Ideally these types are modular and could be re-composed into new dictionaries without much effort.
At this point I was going blind from staring at the syntax of my meta-schemas and was yearning to turn this into something realistic.
Many examples are too simplistic
Seeding my development graphs with synthetic data was an interesting diversion in learning about 'communities', 'bridges', 'centrality' and 'preferential attachment', however the generated data was only partially satisfying:
I tried to come up with some useful example dictionaries. Ultimately dictionaries/interpersonal
( for social networks ), dictionaries/forensic
and dictionaries/supplyChain
are the result of my efforts. This part was surprisingly time-consuming, but necessary to demonstrate the minimum viable use cases.
One Real Example
By pointing CoPilot to dictionaries/forensic
I quickly generated this (approximate) topography of the O.J. Simpson case:
Final Thoughts
This is neither a robust graph database engine nor a groundbreaking way of visualizing data, but I it does provide a simple framework for visualizing and understanding graph relationships.
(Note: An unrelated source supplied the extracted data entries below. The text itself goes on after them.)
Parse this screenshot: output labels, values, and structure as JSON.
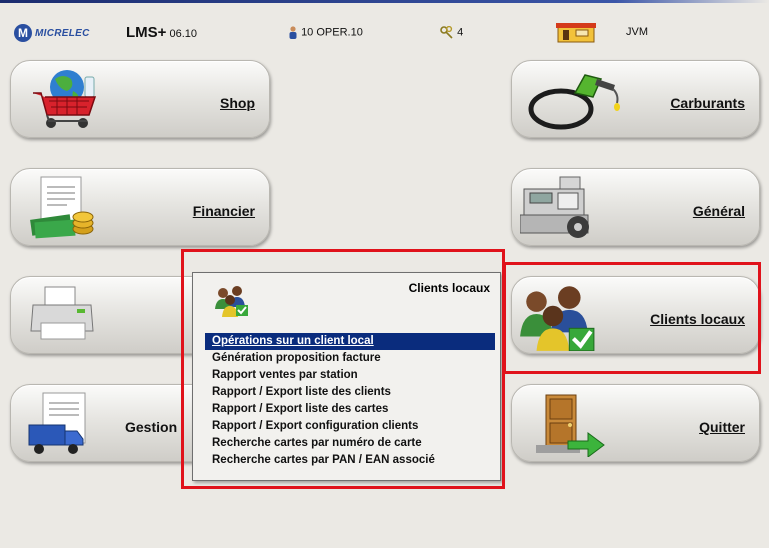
{
  "header": {
    "brand": "MICRELEC",
    "app_name": "LMS+",
    "version": "06.10",
    "operator_count": "10",
    "operator": "OPER.10",
    "keys_count": "4",
    "station": "JVM"
  },
  "tiles": {
    "shop": {
      "label": "Shop",
      "icon": "shopping-cart-globe-icon"
    },
    "carburants": {
      "label": "Carburants",
      "icon": "fuel-nozzle-icon"
    },
    "financier": {
      "label": "Financier",
      "icon": "money-documents-icon"
    },
    "general": {
      "label": "Général",
      "icon": "cash-register-icon"
    },
    "printer": {
      "label": "",
      "icon": "printer-icon"
    },
    "clients_locaux": {
      "label": "Clients locaux",
      "icon": "clients-group-check-icon"
    },
    "gestion": {
      "label": "Gestion",
      "icon": "truck-document-icon"
    },
    "quitter": {
      "label": "Quitter",
      "icon": "exit-door-icon"
    }
  },
  "popup": {
    "title": "Clients locaux",
    "items": [
      "Opérations sur un client local",
      "Génération proposition facture",
      "Rapport ventes par station",
      "Rapport / Export liste des clients",
      "Rapport / Export liste des cartes",
      "Rapport / Export configuration clients",
      "Recherche cartes par numéro de carte",
      "Recherche cartes par PAN / EAN associé"
    ],
    "selected_index": 0
  },
  "colors": {
    "highlight": "#e0121b",
    "selection": "#0a2c7d",
    "background": "#ebe9e4"
  }
}
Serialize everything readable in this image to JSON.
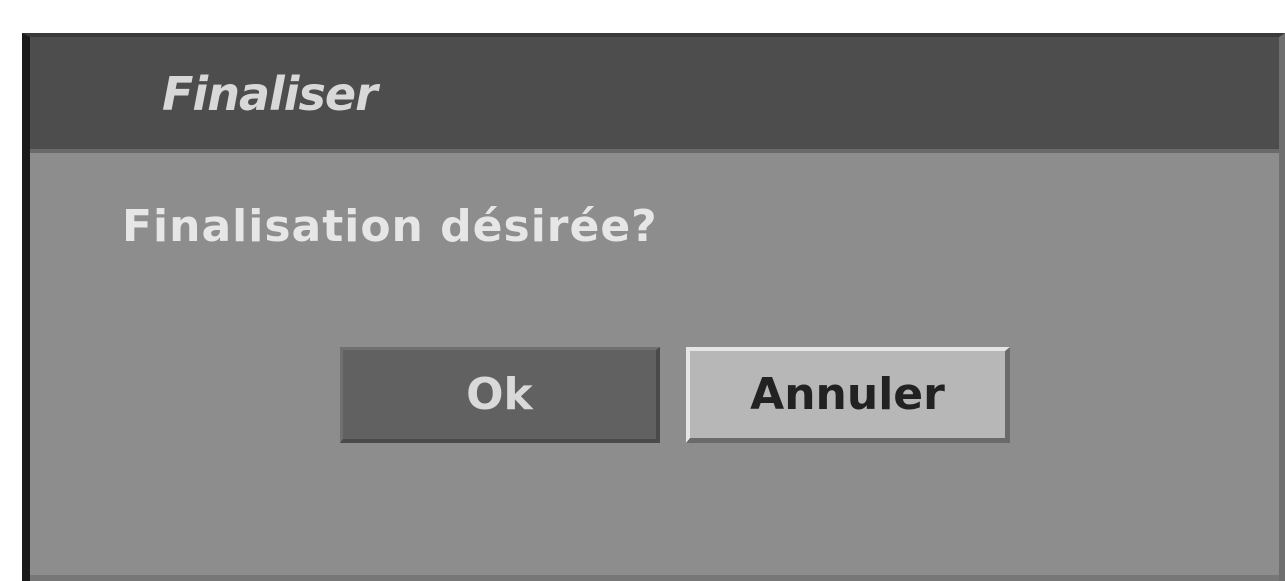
{
  "dialog": {
    "title": "Finaliser",
    "message": "Finalisation désirée?",
    "buttons": {
      "ok_label": "Ok",
      "cancel_label": "Annuler"
    },
    "selected_button": "cancel"
  },
  "colors": {
    "dialog_background": "#8d8d8d",
    "titlebar_background": "#4d4d4d",
    "ok_button_background": "#616161",
    "cancel_button_background": "#b7b7b7"
  }
}
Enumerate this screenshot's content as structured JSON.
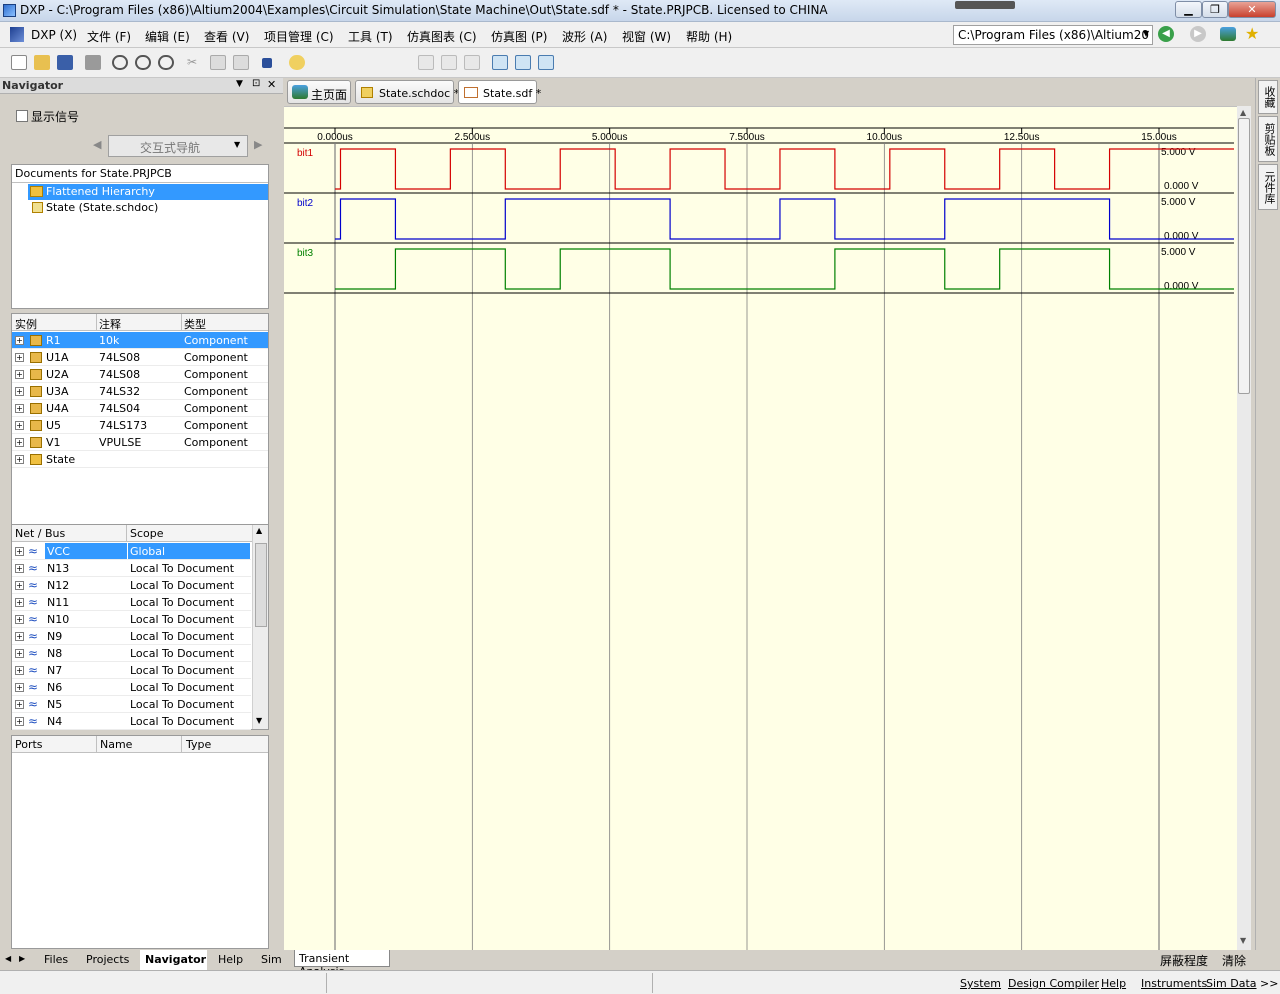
{
  "window": {
    "title": "DXP - C:\\Program Files (x86)\\Altium2004\\Examples\\Circuit Simulation\\State Machine\\Out\\State.sdf * - State.PRJPCB. Licensed to CHINA",
    "controls": [
      "minimize",
      "restore",
      "close"
    ]
  },
  "menu": {
    "items": [
      "DXP (X)",
      "文件 (F)",
      "编辑 (E)",
      "查看 (V)",
      "项目管理 (C)",
      "工具 (T)",
      "仿真图表 (C)",
      "仿真图 (P)",
      "波形 (A)",
      "视窗 (W)",
      "帮助 (H)"
    ],
    "path": "C:\\Program Files (x86)\\Altium20"
  },
  "navigator": {
    "title": "Navigator",
    "show_signals": "显示信号",
    "interactive_nav": "交互式导航",
    "documents_header": "Documents for State.PRJPCB",
    "documents": [
      "Flattened Hierarchy",
      "State (State.schdoc)"
    ],
    "instances": {
      "columns": [
        "实例",
        "注释",
        "类型"
      ],
      "rows": [
        {
          "inst": "R1",
          "note": "10k",
          "type": "Component"
        },
        {
          "inst": "U1A",
          "note": "74LS08",
          "type": "Component"
        },
        {
          "inst": "U2A",
          "note": "74LS08",
          "type": "Component"
        },
        {
          "inst": "U3A",
          "note": "74LS32",
          "type": "Component"
        },
        {
          "inst": "U4A",
          "note": "74LS04",
          "type": "Component"
        },
        {
          "inst": "U5",
          "note": "74LS173",
          "type": "Component"
        },
        {
          "inst": "V1",
          "note": "VPULSE",
          "type": "Component"
        },
        {
          "inst": "State",
          "note": "",
          "type": ""
        }
      ]
    },
    "nets": {
      "columns": [
        "Net / Bus",
        "Scope"
      ],
      "rows": [
        {
          "net": "VCC",
          "scope": "Global"
        },
        {
          "net": "N13",
          "scope": "Local To Document"
        },
        {
          "net": "N12",
          "scope": "Local To Document"
        },
        {
          "net": "N11",
          "scope": "Local To Document"
        },
        {
          "net": "N10",
          "scope": "Local To Document"
        },
        {
          "net": "N9",
          "scope": "Local To Document"
        },
        {
          "net": "N8",
          "scope": "Local To Document"
        },
        {
          "net": "N7",
          "scope": "Local To Document"
        },
        {
          "net": "N6",
          "scope": "Local To Document"
        },
        {
          "net": "N5",
          "scope": "Local To Document"
        },
        {
          "net": "N4",
          "scope": "Local To Document"
        }
      ]
    },
    "ports": {
      "columns": [
        "Ports",
        "Name",
        "Type"
      ]
    }
  },
  "doc_tabs": [
    "主页面",
    "State.schdoc *",
    "State.sdf *"
  ],
  "waveform": {
    "time_ticks": [
      "0.000us",
      "2.500us",
      "5.000us",
      "7.500us",
      "10.00us",
      "12.50us",
      "15.00us"
    ],
    "signals": [
      {
        "name": "bit1",
        "color": "#d40000",
        "vmax": "5.000 V",
        "vmin": "0.000 V"
      },
      {
        "name": "bit2",
        "color": "#0000cc",
        "vmax": "5.000 V",
        "vmin": "0.000 V"
      },
      {
        "name": "bit3",
        "color": "#008000",
        "vmax": "5.000 V",
        "vmin": "0.000 V"
      }
    ]
  },
  "bottom_tabs": [
    "Files",
    "Projects",
    "Navigator",
    "Help",
    "Sim"
  ],
  "analysis_tab": "Transient Analysis",
  "analysis_actions": [
    "屏蔽程度",
    "清除"
  ],
  "status_items": [
    "System",
    "Design Compiler",
    "Help",
    "Instruments",
    "Sim Data",
    ">>"
  ],
  "dock_tabs": [
    "收藏",
    "剪贴板",
    "元件库"
  ]
}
It could easily be extended to:
- Produce static visualizations highlighting specific elements or organization
- Visualize graph algorithms with annotations or animation
- Generate nearly-complete datasets with a few missing elements to simulate a problem to be solved
- Integrate with external data sources
- Expose an API for processing updates and distributing changes to update the visualization in connected clients
- Provide a UI for editing or annotating a graph
The actual frontend could use a few enhancements. Being able to edit nodes and edges through the UI would be great. Filtering the visualization ( hiding nodes and edges by type ) is also a really useful way to help understand the data. D3's graph visualization is fully interactive and I could be doing more to expose data upon hover / selection.